EDA is providing the enabling technologies and infrastructure that help foster innovative SoC designs. The innovation in EDA itself has also led to the combination of more processes and new IP to create next-generation designs.
Dilin Anand and Sneha Ambastha of EFY spoke to Dr. Ajoy Bose, Chairman, President and CEO, Atrenta Inc. and Sushil Gupta, Vice President and Managing Director, Atrenta India about the EDA industry and the importance of RTL signoff. Read further to find some interesting facts about the usage of SpyGlass in the EDA design flow.
Q. What are the three most important challenges that are tackled using EDA tools?
A. There is a large ecosystem of IP that spans everything, created by large companies like ARM as well as other smaller firms creating IP for various applications such as cameras, video processing and various types of wireless applications such as Bluetooth, wi-fi and the like. Integrating these functions is one thing that EDA enables for system-on-chip, or SoC design.

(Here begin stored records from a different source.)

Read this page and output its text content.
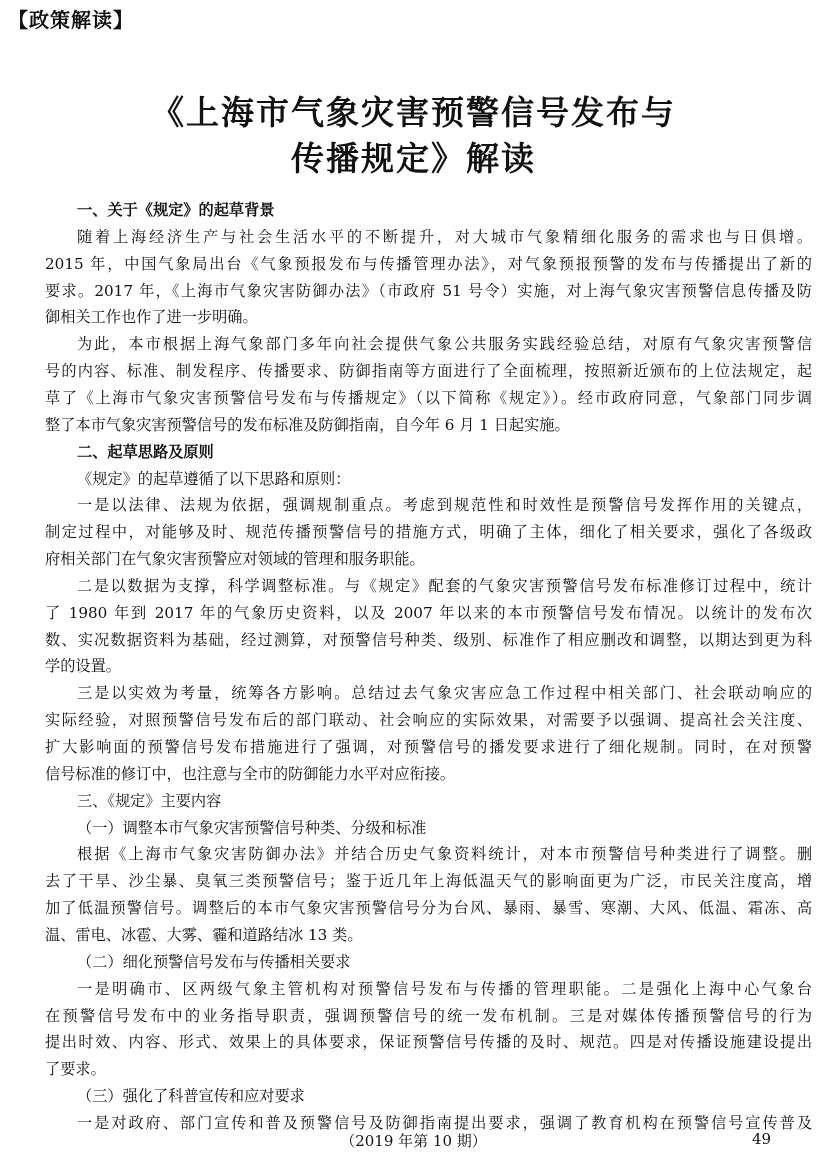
【政策解读】
《上海市气象灾害预警信号发布与
传播规定》解读
一、关于《规定》的起草背景
随着上海经济生产与社会生活水平的不断提升，对大城市气象精细化服务的需求也与日俱增。
2015 年，中国气象局出台《气象预报发布与传播管理办法》，对气象预报预警的发布与传播提出了新的
要求。2017 年，《上海市气象灾害防御办法》（市政府 51 号令）实施，对上海气象灾害预警信息传播及防
御相关工作也作了进一步明确。
为此，本市根据上海气象部门多年向社会提供气象公共服务实践经验总结，对原有气象灾害预警信
号的内容、标准、制发程序、传播要求、防御指南等方面进行了全面梳理，按照新近颁布的上位法规定，起
草了《上海市气象灾害预警信号发布与传播规定》（以下简称《规定》）。经市政府同意，气象部门同步调
整了本市气象灾害预警信号的发布标准及防御指南，自今年 6 月 1 日起实施。
二、起草思路及原则
《规定》的起草遵循了以下思路和原则：
一是以法律、法规为依据，强调规制重点。考虑到规范性和时效性是预警信号发挥作用的关键点，
制定过程中，对能够及时、规范传播预警信号的措施方式，明确了主体，细化了相关要求，强化了各级政
府相关部门在气象灾害预警应对领域的管理和服务职能。
二是以数据为支撑，科学调整标准。与《规定》配套的气象灾害预警信号发布标准修订过程中，统计
了 1980 年到 2017 年的气象历史资料，以及 2007 年以来的本市预警信号发布情况。以统计的发布次
数、实况数据资料为基础，经过测算，对预警信号种类、级别、标准作了相应删改和调整，以期达到更为科
学的设置。
三是以实效为考量，统筹各方影响。总结过去气象灾害应急工作过程中相关部门、社会联动响应的
实际经验，对照预警信号发布后的部门联动、社会响应的实际效果，对需要予以强调、提高社会关注度、
扩大影响面的预警信号发布措施进行了强调，对预警信号的播发要求进行了细化规制。同时，在对预警
信号标准的修订中，也注意与全市的防御能力水平对应衔接。
三、《规定》主要内容
（一）调整本市气象灾害预警信号种类、分级和标准
根据《上海市气象灾害防御办法》并结合历史气象资料统计，对本市预警信号种类进行了调整。删
去了干旱、沙尘暴、臭氧三类预警信号；鉴于近几年上海低温天气的影响面更为广泛，市民关注度高，增
加了低温预警信号。调整后的本市气象灾害预警信号分为台风、暴雨、暴雪、寒潮、大风、低温、霜冻、高
温、雷电、冰雹、大雾、霾和道路结冰 13 类。
（二）细化预警信号发布与传播相关要求
一是明确市、区两级气象主管机构对预警信号发布与传播的管理职能。二是强化上海中心气象台
在预警信号发布中的业务指导职责，强调预警信号的统一发布机制。三是对媒体传播预警信号的行为
提出时效、内容、形式、效果上的具体要求，保证预警信号传播的及时、规范。四是对传播设施建设提出
了要求。
（三）强化了科普宣传和应对要求
一是对政府、部门宣传和普及预警信号及防御指南提出要求，强调了教育机构在预警信号宣传普及
（2019 年第 10 期）	49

Companies now design SoCs based on 28nm and below semiconductor processes. The thing that drives the SoC is the technology node and these technology nodes bring benefits of higher density, higher performance and lower power.
The third driving force for SoCs is the all-important economics of the chip. The cost of developing an SoC has become very expensive. There are creative ways to design a less expensive chip, however. In this complex industry, depending on who you are and where you are in the chip eco-system, you may have different priorities. People that are creating hand-held devices are more concerned about power, while those who are creating wired applications are more concerned about performance. On the other hand, anything linked to the consumer industry has a time to market pressure because the consumer market is very cyclic. EDA plays an important role here in providing enabling technologies and infrastructure to help put the IPs together and create an SoC that meets the time to market, power, performance and cost requirements of the application.
Q. What is the most preferred technique to offset chip complexity, which increases with every functionality added?
A. There are a number of techniques and probably the most common technique is to utilize a higher level of abstraction. In a way, an SoC is like Lego blocks (a child’s game) where the blocks are assembled together. In today’s world, when there are hundreds of millions of transistors used in a single chip, analyzing and optimizing the design at the transistor or at gate level is very difficult. There is just too much data. If we consider the IP blocks of the design things become easier. Using this level of abstraction – IP blocks at the register transfer level (RTL), it is much easier to process the data and make changes. It can be an order of magnitude faster in many cases. These IP blocks can be thought of as the Lego blocks that must be assembled efficiently.
Q. Are there any innovative/out-of-the-box enhancements making their way here?
A. Two items come to mind. First, the reuse of very complex IP blocks, called subsystems. Thanks to well-defined interface protocols, large-scale blocks can now be interfaced easily, bringing the abstraction level even higher. The second is more efficient use of design hierarchy. Using the design hierarchy correctly lets you “divide and conquer” complexity. For example, you need only check the internals of a block once and then use it many times in the chip, each time only checking the interface and not the internals over and over again.
Q. Could you elaborate on the importance of RTL signoff process?
A. If you look into the trends in SoC design, one of the key points is to select IP blocks that have high quality, are robust and provide you with the functionality you need. Atrenta’s SpyGlass analyzer plays an important role in this early IP block selection process. We have a set of functions that we offer to our customers that help them to analyze the overall quality of the IP block. Analyzing the block means predicting the cost, power consumption and performance of the block and how it will function in the SoC.
So the first analysis takes place at each block and then a similar analysis is performed at the full SoC level when all the blocks are put together. We are able to predict the cost, performance and power consumption of the design before it is actually implemented in detail. We call this process RTL signoff. Then comes the role of the major EDA tools that are provided by the big players like Cadence, Synopsys and Mentor for detailed implementation. From there the SoC is taken to the fabrication level.
Q. What is the key differentiator here compared to conventional tools?
A. The key differentiator is that they work at a much higher level of abstraction, called RTL. At the early level of design we can predict things like power, performance and cost before the expensive and time-consuming process of detailed implementation begins. Designers can make decisions early and optimize the design so that the rest of the process has a smaller number of iterations and is more cost-effective.